The second purpose — very unambivalently stated by Maimonides — was the same as for girls: the destruction as far as possible of the pleasurable side of sexual intercourse. Here is what the sage tells us in his Guide to the Perplexed:

With regard to circumcision, one of the reasons for it is, in my opinion, the wish to bring about a decrease in sexual intercourse and a weakening of the organ in question, so that this activity be diminished and the organ be in as quiet a state as possible. It has been thought that circumcision perfects what is defective congenitally…. How can natural things be defective so that they need to be perfected from outside, all the more because we know how useful the foreskin is for that member? In fact this commandment has not been prescribed with a view to perfecting what is defective congenitally, but to perfecting what is defective morally. The bodily pain caused to that member is the real purpose of circumcision…. The fact that circumcision weakens the faculty of sexual excitement and sometimes perhaps diminishes the pleasure is indubitable. For if at birth this member has been made to bleed and has had its covering taken away from it, it must indubitably be weakened.

Maimonides did not seem particularly impressed by the promise (made to Abraham in Genesis 17) that circumcision would lead to his having a vast progeny at the age of ninety-nine. Abraham’s decision to circumcise his slaves as well as his male household was a side issue or perhaps an effect of enthusiasm, since these non-Jews were not part of the covenant. But he did circumcise his son Ishmael, who was then thirteen. (Ishmael only had to part with his foreskin: his younger brother Isaac — oddly described as Abraham’s «only» son in Genesis 22—was circumcised when he was eight days old but later offered as a sacrifice in his whole person.)

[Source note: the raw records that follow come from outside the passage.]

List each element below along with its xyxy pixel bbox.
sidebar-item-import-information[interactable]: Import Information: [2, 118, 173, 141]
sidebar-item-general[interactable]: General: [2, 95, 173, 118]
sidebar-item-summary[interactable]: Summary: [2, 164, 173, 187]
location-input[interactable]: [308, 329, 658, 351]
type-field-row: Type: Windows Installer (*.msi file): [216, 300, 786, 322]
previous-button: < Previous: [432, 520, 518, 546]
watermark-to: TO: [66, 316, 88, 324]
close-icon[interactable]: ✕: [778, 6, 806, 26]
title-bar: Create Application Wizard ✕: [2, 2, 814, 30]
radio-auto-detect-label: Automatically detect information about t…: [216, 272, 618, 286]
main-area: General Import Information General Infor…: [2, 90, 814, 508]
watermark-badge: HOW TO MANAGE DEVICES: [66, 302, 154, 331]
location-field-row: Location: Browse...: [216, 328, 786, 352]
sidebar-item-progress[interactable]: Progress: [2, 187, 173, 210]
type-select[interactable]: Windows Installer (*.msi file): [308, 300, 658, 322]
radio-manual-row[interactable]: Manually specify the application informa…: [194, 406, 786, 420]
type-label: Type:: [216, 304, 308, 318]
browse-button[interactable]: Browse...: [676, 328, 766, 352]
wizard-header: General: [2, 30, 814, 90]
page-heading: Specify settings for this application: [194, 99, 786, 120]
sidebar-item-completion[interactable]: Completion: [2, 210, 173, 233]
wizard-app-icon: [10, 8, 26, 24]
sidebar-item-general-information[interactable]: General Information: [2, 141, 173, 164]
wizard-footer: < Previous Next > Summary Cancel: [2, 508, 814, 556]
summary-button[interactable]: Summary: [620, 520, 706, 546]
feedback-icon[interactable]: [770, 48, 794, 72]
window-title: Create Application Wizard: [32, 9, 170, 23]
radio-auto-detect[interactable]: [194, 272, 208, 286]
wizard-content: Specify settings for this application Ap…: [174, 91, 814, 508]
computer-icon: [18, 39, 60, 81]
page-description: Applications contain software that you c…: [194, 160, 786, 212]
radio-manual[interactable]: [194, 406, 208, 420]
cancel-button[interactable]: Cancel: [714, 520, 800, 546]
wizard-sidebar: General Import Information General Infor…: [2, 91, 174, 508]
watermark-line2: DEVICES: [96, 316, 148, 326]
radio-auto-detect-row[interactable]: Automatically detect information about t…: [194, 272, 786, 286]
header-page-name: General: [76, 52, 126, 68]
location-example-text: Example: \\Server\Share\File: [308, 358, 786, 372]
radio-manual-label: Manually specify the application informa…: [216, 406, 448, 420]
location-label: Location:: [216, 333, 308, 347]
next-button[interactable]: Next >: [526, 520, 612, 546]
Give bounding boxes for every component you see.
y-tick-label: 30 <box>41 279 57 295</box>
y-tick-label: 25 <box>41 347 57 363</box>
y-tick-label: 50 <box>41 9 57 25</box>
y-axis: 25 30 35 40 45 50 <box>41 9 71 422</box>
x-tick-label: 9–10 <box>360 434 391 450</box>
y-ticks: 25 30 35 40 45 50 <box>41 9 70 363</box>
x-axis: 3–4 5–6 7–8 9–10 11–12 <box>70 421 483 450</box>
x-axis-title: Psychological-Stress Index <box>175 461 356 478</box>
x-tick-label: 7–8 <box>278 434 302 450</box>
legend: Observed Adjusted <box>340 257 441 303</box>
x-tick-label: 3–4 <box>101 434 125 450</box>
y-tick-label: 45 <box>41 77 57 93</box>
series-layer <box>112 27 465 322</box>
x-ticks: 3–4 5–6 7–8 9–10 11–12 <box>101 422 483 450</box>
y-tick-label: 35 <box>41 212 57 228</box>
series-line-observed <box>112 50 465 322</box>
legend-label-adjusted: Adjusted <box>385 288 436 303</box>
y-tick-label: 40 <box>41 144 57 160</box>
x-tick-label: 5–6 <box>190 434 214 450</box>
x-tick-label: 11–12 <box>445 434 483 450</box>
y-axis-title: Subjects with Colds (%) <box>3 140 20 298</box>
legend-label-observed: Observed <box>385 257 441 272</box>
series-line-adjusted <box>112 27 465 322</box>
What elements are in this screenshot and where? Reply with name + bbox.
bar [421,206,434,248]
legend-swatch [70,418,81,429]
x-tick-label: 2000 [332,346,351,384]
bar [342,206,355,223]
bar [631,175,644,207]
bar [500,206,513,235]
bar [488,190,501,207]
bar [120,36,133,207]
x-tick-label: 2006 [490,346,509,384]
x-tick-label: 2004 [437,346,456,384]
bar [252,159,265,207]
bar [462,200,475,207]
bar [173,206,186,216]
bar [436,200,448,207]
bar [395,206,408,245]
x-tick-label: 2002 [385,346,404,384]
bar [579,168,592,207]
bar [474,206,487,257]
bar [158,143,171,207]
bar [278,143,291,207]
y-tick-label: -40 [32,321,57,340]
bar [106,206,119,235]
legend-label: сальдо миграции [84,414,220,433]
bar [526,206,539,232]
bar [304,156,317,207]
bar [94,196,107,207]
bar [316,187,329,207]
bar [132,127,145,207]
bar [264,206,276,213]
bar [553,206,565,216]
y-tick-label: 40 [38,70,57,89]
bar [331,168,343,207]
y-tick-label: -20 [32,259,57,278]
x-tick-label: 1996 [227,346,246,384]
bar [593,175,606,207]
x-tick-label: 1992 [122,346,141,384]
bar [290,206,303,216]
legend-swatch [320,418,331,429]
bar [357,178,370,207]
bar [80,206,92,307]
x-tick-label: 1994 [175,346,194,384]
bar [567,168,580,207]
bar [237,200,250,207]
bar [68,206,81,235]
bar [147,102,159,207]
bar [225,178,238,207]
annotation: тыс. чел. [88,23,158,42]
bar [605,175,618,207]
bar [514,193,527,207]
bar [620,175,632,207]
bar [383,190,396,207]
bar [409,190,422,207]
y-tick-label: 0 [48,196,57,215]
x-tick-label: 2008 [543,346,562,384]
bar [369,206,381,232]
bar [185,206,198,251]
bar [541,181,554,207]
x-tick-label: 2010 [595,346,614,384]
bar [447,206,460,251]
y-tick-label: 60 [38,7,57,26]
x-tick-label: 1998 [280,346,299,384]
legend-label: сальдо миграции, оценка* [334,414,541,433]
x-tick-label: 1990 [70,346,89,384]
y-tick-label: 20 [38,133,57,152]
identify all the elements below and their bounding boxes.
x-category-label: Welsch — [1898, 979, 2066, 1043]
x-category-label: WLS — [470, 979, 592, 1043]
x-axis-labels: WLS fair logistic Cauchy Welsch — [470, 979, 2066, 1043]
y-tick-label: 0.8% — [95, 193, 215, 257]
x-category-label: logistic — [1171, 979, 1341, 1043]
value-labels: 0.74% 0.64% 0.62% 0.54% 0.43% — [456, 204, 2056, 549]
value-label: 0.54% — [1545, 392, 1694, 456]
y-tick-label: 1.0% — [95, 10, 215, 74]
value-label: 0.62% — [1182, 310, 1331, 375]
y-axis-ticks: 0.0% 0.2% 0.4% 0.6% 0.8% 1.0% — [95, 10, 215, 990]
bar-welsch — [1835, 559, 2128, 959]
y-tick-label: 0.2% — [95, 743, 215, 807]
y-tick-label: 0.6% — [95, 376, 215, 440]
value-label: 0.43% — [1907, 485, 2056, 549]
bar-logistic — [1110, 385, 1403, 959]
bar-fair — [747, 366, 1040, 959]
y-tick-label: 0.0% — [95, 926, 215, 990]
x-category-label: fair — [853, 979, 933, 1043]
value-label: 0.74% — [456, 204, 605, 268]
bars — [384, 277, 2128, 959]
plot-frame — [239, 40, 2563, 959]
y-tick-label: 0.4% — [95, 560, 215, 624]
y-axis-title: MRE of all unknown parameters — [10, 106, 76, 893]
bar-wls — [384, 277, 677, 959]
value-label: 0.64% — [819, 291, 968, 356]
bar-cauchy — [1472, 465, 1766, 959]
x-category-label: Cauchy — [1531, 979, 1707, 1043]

Maimonides also argued that circumcision would be a means of reinforcing ethnic solidarity, and he laid particular stress on the need to perform the operation on babies rather than on those who had reached the age of reason:

The first [argument] is that if the child were let alone until he grew up, he would sometimes not perform it. The second is that a child does not suffer as much pain as a grown-up man because his membrane is still soft and his imagination weak; for a grown-up man would regard the thing, which he would imagine before it occurred, as terrible and hard. The third is that the parents of a child that is just born take lightly matters concerning it, for up to that time the imaginative form that compels the parents to love it is not yet consolidated…. Consequently if it were left uncircumcised for two or three years, this would necessitate the abandonment of circumcision because of the father’s love and affection for it. At the time of its birth, on the other hand, this imaginative form is very weak, especially as far as concerns the father upon whom this commandment is imposed.